GuruFocus had the pleasure of hosting a presentation with Kevin Silverman, the chief investment officer and portfolio manager of Sterling Partners Equity Advisors.
Before joining Sterling, Silverman was managing the small-cap value strategies and a 40-act fund at Falcon Capital Management. Before co-founding Falcon, he was a partner at Dearborn Partners, where he was CIO of the institutional value team and the portfolio manager for the value strategies. He also managed the strategies at Third River Capital Management, which was acquired by Dearborn.
Before co-founding Third River and its predecessor, Silverman was part of a small team managing the $3 billion ABN AMRO Large-Cap Growth Fund and spent over a decade as a sell-side analyst and managing director at ABN AMRO Securities and Everen Securities. Prior to that, he spent seven years as an analyst at Harris Associates/Oakmark.
Silverman received a MS in finance and a BBA in finance from University of Wisconsin-Madison, and is a CFA charterholder and committee member in the CFA Society of Chicago.
Sterling Partners Equity Advisors is a SEC registered investment advisor specializing in long-only, small-capitalization equity investment strategies. Its objective is straightforward: to offer clients risk-adjusted returns in excess of the Russell 2000 Value Index. The firm's disciplined and repeatable investment process has been developed over decades of experience, resulting in a long-term track record in small-cap value. It is an affiliate and related advisor of Sterling Fund Management.
Watch the full presentation here:
Silverman kicked off the stream with a brief explanation of Sterling Partners Equity Advisors, which he described as experts at small-cap investing. The team employs two different strategies that are both target equities in long-only investments. He also highlighted the firm’s recent award as Manager of the Decade thanks to the team’s risk metrics.
He then dove into the first part of his presentation, which laid out guidelines for becoming a small-cap investment manager. Silverman started from the ground up by explaining that managers have to be inquisitive by nature and generally are social people. This means that they are ready to ask questions about companies and to make relationships with management teams.
Silverman continued to drive home the fact that getting an education is the best way to learn how to value a company. At the same time, investors also need to learn about the market. He stressed that investors often forget that revenue forecasts are derived from the overall market.
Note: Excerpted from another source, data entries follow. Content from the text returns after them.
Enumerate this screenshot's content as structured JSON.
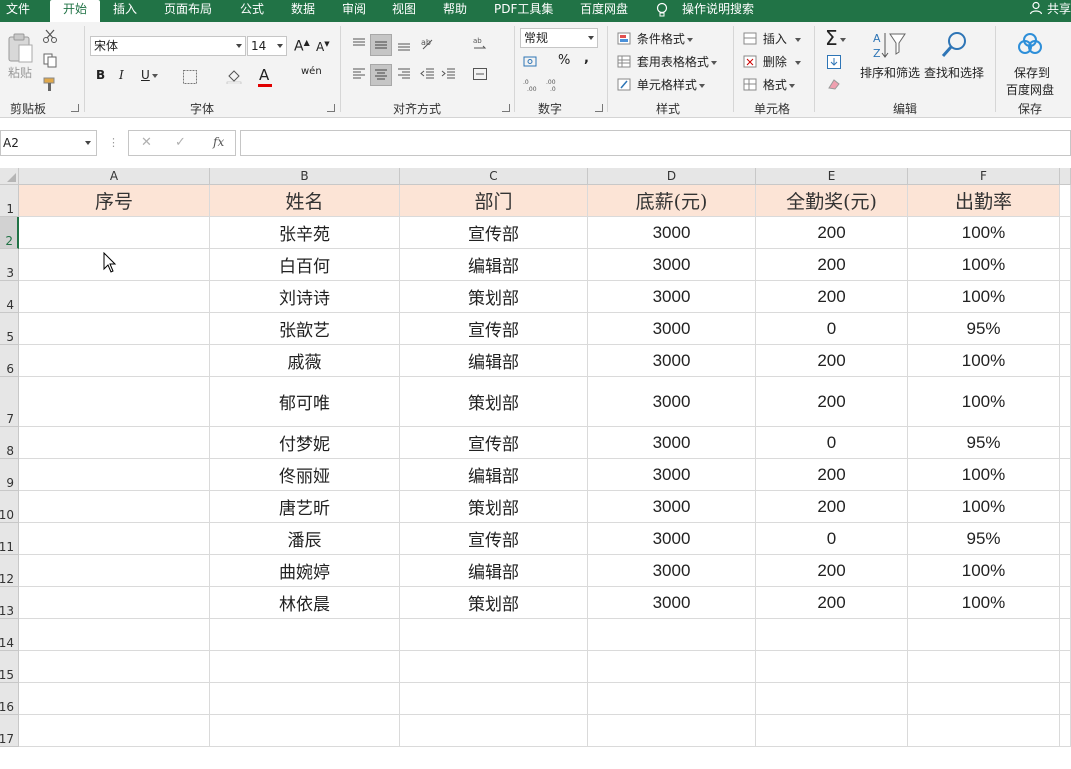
{
  "tabs": [
    {
      "label": "文件",
      "active": false
    },
    {
      "label": "开始",
      "active": true
    },
    {
      "label": "插入",
      "active": false
    },
    {
      "label": "页面布局",
      "active": false
    },
    {
      "label": "公式",
      "active": false
    },
    {
      "label": "数据",
      "active": false
    },
    {
      "label": "审阅",
      "active": false
    },
    {
      "label": "视图",
      "active": false
    },
    {
      "label": "帮助",
      "active": false
    },
    {
      "label": "PDF工具集",
      "active": false
    },
    {
      "label": "百度网盘",
      "active": false
    }
  ],
  "tell_me": "操作说明搜索",
  "share": "共享",
  "ribbon": {
    "clipboard": {
      "paste": "粘贴",
      "group": "剪贴板"
    },
    "font": {
      "name": "宋体",
      "size": "14",
      "group": "字体",
      "bold": "B",
      "italic": "I",
      "underline": "U",
      "fontcolor_glyph": "A",
      "phonetic": "wén"
    },
    "alignment": {
      "group": "对齐方式"
    },
    "number": {
      "format": "常规",
      "percent": "%",
      "comma": ",",
      "group": "数字"
    },
    "styles": {
      "conditional": "条件格式",
      "table": "套用表格格式",
      "cell": "单元格样式",
      "group": "样式"
    },
    "cells": {
      "insert": "插入",
      "delete": "删除",
      "format": "格式",
      "group": "单元格"
    },
    "editing": {
      "sort": "排序和筛选",
      "find": "查找和选择",
      "group": "编辑"
    },
    "save": {
      "label_line1": "保存到",
      "label_line2": "百度网盘",
      "group": "保存"
    }
  },
  "formula_bar": {
    "name_box": "A2",
    "cancel": "✕",
    "enter": "✓",
    "fx": "fx",
    "value": ""
  },
  "columns": [
    "A",
    "B",
    "C",
    "D",
    "E",
    "F"
  ],
  "row_numbers": [
    "1",
    "2",
    "3",
    "4",
    "5",
    "6",
    "7",
    "8",
    "9",
    "10",
    "11",
    "12",
    "13",
    "14",
    "15",
    "16",
    "17"
  ],
  "selected_row": "2",
  "sheet": {
    "header": [
      "序号",
      "姓名",
      "部门",
      "底薪(元)",
      "全勤奖(元)",
      "出勤率"
    ],
    "rows": [
      [
        "",
        "张辛苑",
        "宣传部",
        "3000",
        "200",
        "100%"
      ],
      [
        "",
        "白百何",
        "编辑部",
        "3000",
        "200",
        "100%"
      ],
      [
        "",
        "刘诗诗",
        "策划部",
        "3000",
        "200",
        "100%"
      ],
      [
        "",
        "张歆艺",
        "宣传部",
        "3000",
        "0",
        "95%"
      ],
      [
        "",
        "戚薇",
        "编辑部",
        "3000",
        "200",
        "100%"
      ],
      [
        "",
        "郁可唯",
        "策划部",
        "3000",
        "200",
        "100%"
      ],
      [
        "",
        "付梦妮",
        "宣传部",
        "3000",
        "0",
        "95%"
      ],
      [
        "",
        "佟丽娅",
        "编辑部",
        "3000",
        "200",
        "100%"
      ],
      [
        "",
        "唐艺昕",
        "策划部",
        "3000",
        "200",
        "100%"
      ],
      [
        "",
        "潘辰",
        "宣传部",
        "3000",
        "0",
        "95%"
      ],
      [
        "",
        "曲婉婷",
        "编辑部",
        "3000",
        "200",
        "100%"
      ],
      [
        "",
        "林依晨",
        "策划部",
        "3000",
        "200",
        "100%"
      ]
    ]
  },
  "colors": {
    "accent": "#217346",
    "header_fill": "#fce4d6"
  }
}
Continuing on, Silverman stressed the need for investors to go out and get themselves involved in the market. He recommended that investors gain experience on the sell side of things, which he described as a repetitively painful process. Through this process, investors can create a mosaic of strategy that allows them to invest with conviction.
Silverman then transitioned to explain how he was able to position himself as a portfolio manager and get his foot in the door. He described his process of writing a check to his own LLC, opening an account at a brokerage firm and managing that account under the premise that it was worth $500 million. That process established a track record in which he was able to establish himself in the industry without waiting for anyone to “anoint” him as a portfolio manager.
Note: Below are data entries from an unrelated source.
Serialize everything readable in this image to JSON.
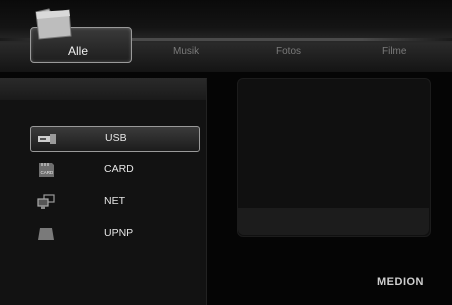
{
  "tabs": [
    {
      "label": "Alle",
      "active": true
    },
    {
      "label": "Musik",
      "active": false
    },
    {
      "label": "Fotos",
      "active": false
    },
    {
      "label": "Filme",
      "active": false
    }
  ],
  "sources": [
    {
      "label": "USB",
      "icon": "usb-icon",
      "selected": true
    },
    {
      "label": "CARD",
      "icon": "sd-card-icon",
      "icon_text": "CARD",
      "selected": false
    },
    {
      "label": "NET",
      "icon": "network-computers-icon",
      "selected": false
    },
    {
      "label": "UPNP",
      "icon": "media-server-icon",
      "selected": false
    }
  ],
  "brand": "MEDION",
  "colors": {
    "background": "#050505",
    "panel": "#121212",
    "highlight_border": "#9a9a9a",
    "text": "#e6e6e6",
    "inactive_tab_text": "#7a7a7a"
  }
}
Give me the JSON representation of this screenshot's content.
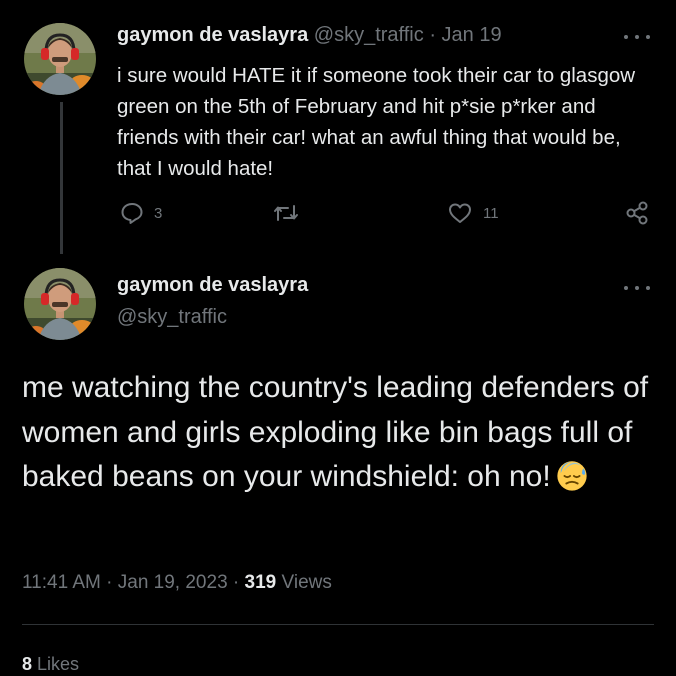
{
  "tweet1": {
    "display_name": "gaymon de vaslayra",
    "handle": "@sky_traffic",
    "separator": "·",
    "date": "Jan 19",
    "text": "i sure would HATE it if someone took their car to glasgow green on the 5th of February and hit p*sie p*rker and friends with their car! what an awful thing that would be, that I would hate!",
    "actions": {
      "reply_count": "3",
      "retweet_count": "",
      "like_count": "11"
    }
  },
  "tweet2": {
    "display_name": "gaymon de vaslayra",
    "handle": "@sky_traffic",
    "text": "me watching the country's leading defenders of women and girls exploding like bin bags full of baked beans on your windshield: oh no!",
    "emoji": "downcast-face-with-sweat",
    "time": "11:41 AM",
    "meta_separator": "·",
    "date": "Jan 19, 2023",
    "views_count": "319",
    "views_label": "Views",
    "likes_count": "8",
    "likes_label": "Likes"
  },
  "colors": {
    "background": "#000000",
    "text_primary": "#e7e9ea",
    "text_secondary": "#71767b",
    "divider": "#2f3336",
    "thread_line": "#333639"
  }
}
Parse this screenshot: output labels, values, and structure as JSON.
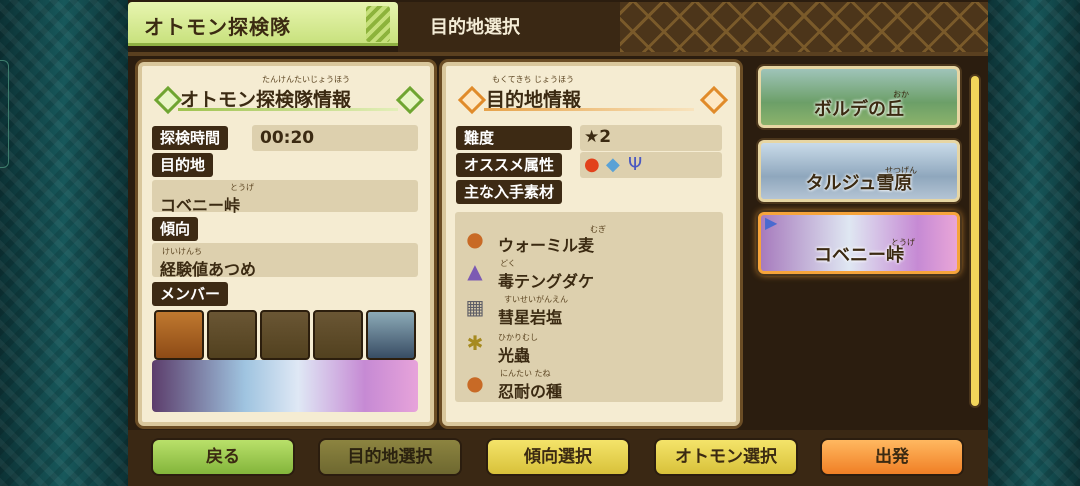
{
  "header": {
    "tab_title": "オトモン探検隊",
    "screen_title": "目的地選択"
  },
  "left_panel": {
    "title": "オトモン探検隊情報",
    "title_ruby": "たんけんたいじょうほう",
    "rows": {
      "time_label": "探検時間",
      "time_value": "00:20",
      "destination_label": "目的地",
      "destination_value": "コベニー峠",
      "destination_ruby": "とうげ",
      "trend_label": "傾向",
      "trend_value": "経験値あつめ",
      "trend_ruby": "けいけんち",
      "members_label": "メンバー"
    }
  },
  "middle_panel": {
    "title": "目的地情報",
    "title_ruby": "もくてきち じょうほう",
    "difficulty_label": "難度",
    "difficulty_value": "★2",
    "recommended_label": "オススメ属性",
    "materials_label": "主な入手素材",
    "materials": [
      {
        "name": "ウォーミル麦",
        "ruby": "むぎ",
        "icon": "sack-icon"
      },
      {
        "name": "毒テングダケ",
        "ruby": "どく",
        "icon": "mushroom-icon"
      },
      {
        "name": "彗星岩塩",
        "ruby": "すいせいがんえん",
        "icon": "ore-icon"
      },
      {
        "name": "光蟲",
        "ruby": "ひかりむし",
        "icon": "bug-icon"
      },
      {
        "name": "忍耐の種",
        "ruby": "にんたい たね",
        "icon": "sack-icon"
      }
    ]
  },
  "destinations": [
    {
      "name": "ボルデの丘",
      "ruby": "おか"
    },
    {
      "name": "タルジュ雪原",
      "ruby": "せつげん"
    },
    {
      "name": "コベニー峠",
      "ruby": "とうげ"
    }
  ],
  "buttons": {
    "back": "戻る",
    "destination_select": "目的地選択",
    "trend_select": "傾向選択",
    "otomon_select": "オトモン選択",
    "depart": "出発"
  }
}
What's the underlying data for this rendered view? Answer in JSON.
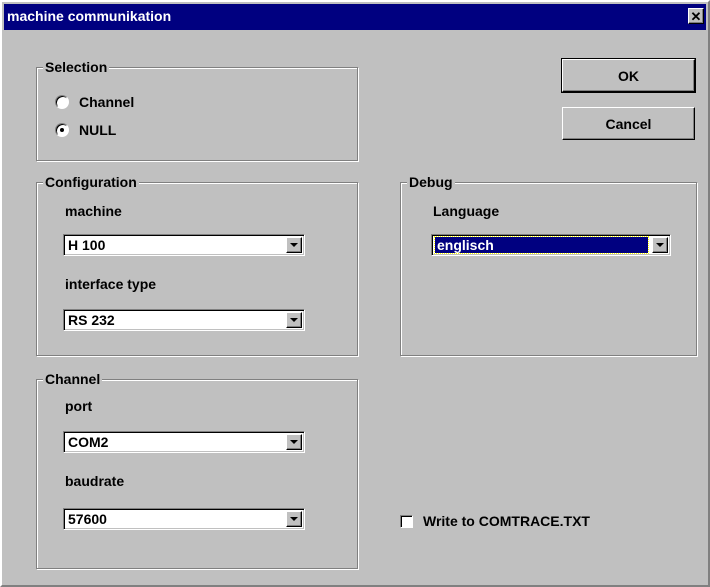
{
  "window": {
    "title": "machine communikation",
    "close_glyph": "✕"
  },
  "selection": {
    "legend": "Selection",
    "options": [
      {
        "label": "Channel",
        "checked": false
      },
      {
        "label": "NULL",
        "checked": true
      }
    ]
  },
  "configuration": {
    "legend": "Configuration",
    "machine_label": "machine",
    "machine_value": "H 100",
    "interface_label": "interface type",
    "interface_value": "RS 232"
  },
  "channel": {
    "legend": "Channel",
    "port_label": "port",
    "port_value": "COM2",
    "baudrate_label": "baudrate",
    "baudrate_value": "57600"
  },
  "debug": {
    "legend": "Debug",
    "language_label": "Language",
    "language_value": "englisch"
  },
  "buttons": {
    "ok": "OK",
    "cancel": "Cancel"
  },
  "trace": {
    "label": "Write to COMTRACE.TXT",
    "checked": false
  },
  "colors": {
    "face": "#c0c0c0",
    "titlebar": "#000080",
    "selection": "#000080"
  }
}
The presentation was rounded out by taking a look at the philosophy that guides Silverman’s daily investment process. He firmly expressed his belief that there are always mispriced opportunities that offer up good investments. By finding these opportunities and then applying several different valuation models, which Silverman explained in detail, investors should be able to bring in solid returns at much lower risk than the market.
Silverman took a look at two different stocks that he currently owns to highlight his investment philosophy. The firm example he looked at was Patrick Industries Inc. (PATK, Financial), which builds and sells materials for recreational vehicles and manufactured housing. The company offers a one-stop shop option to gain exposure to the leisure industry. The company is also showing good growth numbers and has solid cash flows, in his opinion.
The second example he looked at was Atlas Technical Consultants Inc. (ATCX, Financial), which is a new buy for the firm. The company formed from a SPAC merger, which has surrounded it with some suspicion despite the fact that the company has cleaned up its options and warrants according to Silverman. The board is filled with senior engineers and the company looks to be set for stable cash flow growth.
One audience member posed a question to Silverman that asked him about his opinions on Chinese technology companies like Alibaba Group Holding Ltd. (BABA, Financial). His initial response was short and to the point to say that he does not trust Chinese accounting. His experience over a 10-year period trying to learn what he could about Chinese companies left him feeling uncomfortable with making investments.
He furthered his response by looking at the United States in its current state and explaining that he believes the economy is in a relatively safe place. Silverman continued to explain that he believes that the risk premium is shrinking in the U.S. and is rising in other countries, which are driving investments. Due to this safety net, he thinks it is prime time to invest in U.S. equities. At the same time, he is more than happy to get involved in any company that utilizes Chinese manufacturing to keep costs down.
Another question came in from the audience asking Silverman to speak on any sectors he believes will offer value investments in the future. He explained that he lets the stock market tell him where opportunities are to invest in. When he sees companies surrounded by bad sentiment, he is driven to do more research and see if there is a good opportunity at hand.
He continued to explain that he generally falls back on consumer expenditures. In most cases people will continue to buy the products that they need to survive. The companies that offer these products and operate better than their competitors offer some great opportunities. They even have the opportunity to gain market share if times get tough.